= Cosine error =

Type of measurement error

Cosine error is a type of measurement error caused by the difference between the intended and actual directions in which a measurement is taken. Depending on the type of measurement, it either multiplies or divides the true value by the cosine of the angle between the two directions.

For small angles the resulting error is typically very small, since an angle needs to be relatively large for its cosine to depart significantly from 1.

Approximate error sizes for a few example angles are:
| Angle | Error | |
| 10° | 1.5% | = 1 part in 65 or 66 |
| 1° | 0.015% | = 1 part in 6,600 |
| 0.1° | 0.00015% | = 1 part in 660,000 |
| 0.01° | 0.0000015% | = 1 part in 66,000,000 |

The error is equivalent to treating the hypotenuse and one of the other sides of a right-angled triangle as if they were equal; the cosine of the angle between them is the ratio of their lengths.

==Concept==
A simple example of cosine error is taking a measurement across a rectangle but failing to realize that the line of measurement is not quite parallel with the edges, being slightly diagonal.

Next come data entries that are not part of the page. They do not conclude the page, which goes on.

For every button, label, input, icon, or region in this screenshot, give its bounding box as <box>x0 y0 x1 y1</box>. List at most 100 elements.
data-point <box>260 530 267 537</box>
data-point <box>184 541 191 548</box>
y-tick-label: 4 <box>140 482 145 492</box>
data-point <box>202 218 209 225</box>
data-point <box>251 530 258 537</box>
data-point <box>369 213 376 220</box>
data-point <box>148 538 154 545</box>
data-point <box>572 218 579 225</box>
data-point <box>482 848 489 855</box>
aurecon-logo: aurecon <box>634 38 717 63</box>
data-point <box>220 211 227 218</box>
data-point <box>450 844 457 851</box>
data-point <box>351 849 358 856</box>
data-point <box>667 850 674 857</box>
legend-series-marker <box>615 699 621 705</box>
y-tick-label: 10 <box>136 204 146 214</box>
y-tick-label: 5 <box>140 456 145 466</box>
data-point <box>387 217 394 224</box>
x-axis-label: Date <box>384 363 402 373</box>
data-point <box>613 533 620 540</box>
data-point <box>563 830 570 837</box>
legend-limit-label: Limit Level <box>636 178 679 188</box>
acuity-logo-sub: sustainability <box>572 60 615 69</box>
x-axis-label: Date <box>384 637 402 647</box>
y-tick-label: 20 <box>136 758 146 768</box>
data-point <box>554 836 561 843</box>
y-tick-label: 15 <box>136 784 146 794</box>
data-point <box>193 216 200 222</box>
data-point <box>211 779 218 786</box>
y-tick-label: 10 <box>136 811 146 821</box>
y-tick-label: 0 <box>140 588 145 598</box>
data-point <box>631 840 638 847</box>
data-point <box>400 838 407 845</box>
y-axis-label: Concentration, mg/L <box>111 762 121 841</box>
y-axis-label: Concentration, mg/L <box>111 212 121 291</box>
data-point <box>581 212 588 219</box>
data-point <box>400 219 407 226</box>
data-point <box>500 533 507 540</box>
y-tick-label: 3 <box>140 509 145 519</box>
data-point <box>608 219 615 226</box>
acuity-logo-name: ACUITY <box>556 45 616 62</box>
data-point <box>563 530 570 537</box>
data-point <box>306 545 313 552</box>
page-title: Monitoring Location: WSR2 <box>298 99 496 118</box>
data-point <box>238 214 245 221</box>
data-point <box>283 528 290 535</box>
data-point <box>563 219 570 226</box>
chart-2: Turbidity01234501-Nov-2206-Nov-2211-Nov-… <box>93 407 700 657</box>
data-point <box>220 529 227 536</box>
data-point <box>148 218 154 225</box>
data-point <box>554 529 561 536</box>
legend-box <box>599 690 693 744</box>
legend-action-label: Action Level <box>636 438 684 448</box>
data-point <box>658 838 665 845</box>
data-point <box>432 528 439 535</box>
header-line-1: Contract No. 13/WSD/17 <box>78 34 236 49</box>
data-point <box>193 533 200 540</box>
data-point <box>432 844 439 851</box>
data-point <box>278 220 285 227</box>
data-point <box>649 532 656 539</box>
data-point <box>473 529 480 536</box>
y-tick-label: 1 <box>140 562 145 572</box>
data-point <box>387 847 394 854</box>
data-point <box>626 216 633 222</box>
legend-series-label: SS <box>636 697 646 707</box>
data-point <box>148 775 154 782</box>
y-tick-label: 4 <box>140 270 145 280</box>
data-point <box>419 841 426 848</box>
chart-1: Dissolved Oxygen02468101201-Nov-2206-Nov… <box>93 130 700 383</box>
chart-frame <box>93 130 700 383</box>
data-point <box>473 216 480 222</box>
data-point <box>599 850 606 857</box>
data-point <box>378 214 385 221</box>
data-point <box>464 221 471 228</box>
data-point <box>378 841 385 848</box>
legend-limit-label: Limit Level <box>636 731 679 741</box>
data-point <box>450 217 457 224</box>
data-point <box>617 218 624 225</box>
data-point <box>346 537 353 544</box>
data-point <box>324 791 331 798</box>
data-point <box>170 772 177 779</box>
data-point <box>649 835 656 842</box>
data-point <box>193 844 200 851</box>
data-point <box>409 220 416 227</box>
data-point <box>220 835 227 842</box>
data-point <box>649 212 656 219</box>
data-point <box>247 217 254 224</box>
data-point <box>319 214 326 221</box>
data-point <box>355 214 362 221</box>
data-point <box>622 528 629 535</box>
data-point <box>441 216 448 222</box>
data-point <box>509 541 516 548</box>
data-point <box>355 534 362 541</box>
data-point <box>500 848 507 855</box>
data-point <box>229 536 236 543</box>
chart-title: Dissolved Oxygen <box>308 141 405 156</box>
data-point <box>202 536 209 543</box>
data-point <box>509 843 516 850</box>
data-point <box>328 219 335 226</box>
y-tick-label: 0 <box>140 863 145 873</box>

Rather than measuring the desired vector (in this case, orthogonal width), the instrument is measuring the hypotenuse of a triangle in which the desired vector is in fact one of the legs. The cosine of this triangle correlates to how much error exists in the measurement (hence the name cosine error). Thus the user might measure a block of metal and come away with a width of 208.92 mm when the true width is 208.91 mm, a difference that matters to the subsequent machining.

==Examples==
Some practical examples in which the potential for cosine error must be considered include:
- The use of an indicator (distance amplifying instrument)
- Laser interferometry
- Speed limit enforcement
  - Lidar traffic enforcement
  - Radar traffic enforcement

==Mitigation==
The longer the length of the instrument, the easier it is to control cosine error. If the instrument is very small, then optical alignment techniques can be used to reduce cosine error.